Kepala Dinas Pertanian dan Ketahanan Pangan (Dispertan KP) Kabupaten Sampang, Suyono menjelaskan meskipun wilayahnya masuk zona merah, pihaknya menyatakan tidak semua sapi warga di desa atau kampung ikut terpapar.

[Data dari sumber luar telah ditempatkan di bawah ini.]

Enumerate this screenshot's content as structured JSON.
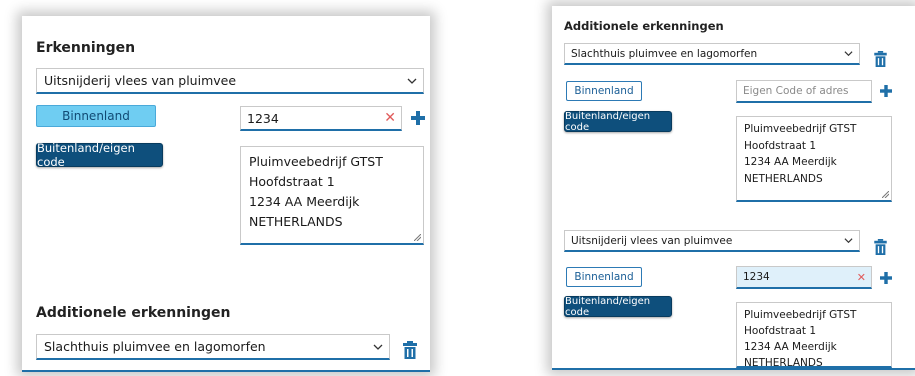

Berkenaan dengan kerentanan paparan PMK, Suyono menyampaikan sapi jenis limosin dan hasil cross atau silangan lebih rentan terpapar dibandingkan dengan sapi lokal.
"Jadi memang sapi lokal Madura ketahanannya lebih bagus," kata Suyono, Rabu (20/7/2022).
Jumlah populasi sapi di Sampang sendiri sebanyak 217.129 ekor. Dari angka tersebut, terdapat lima ribu lebih sapi yang terpapar PMK.
Kata Kunci / Tags
Rekomendasi Berita
Memuat berita terbaru.....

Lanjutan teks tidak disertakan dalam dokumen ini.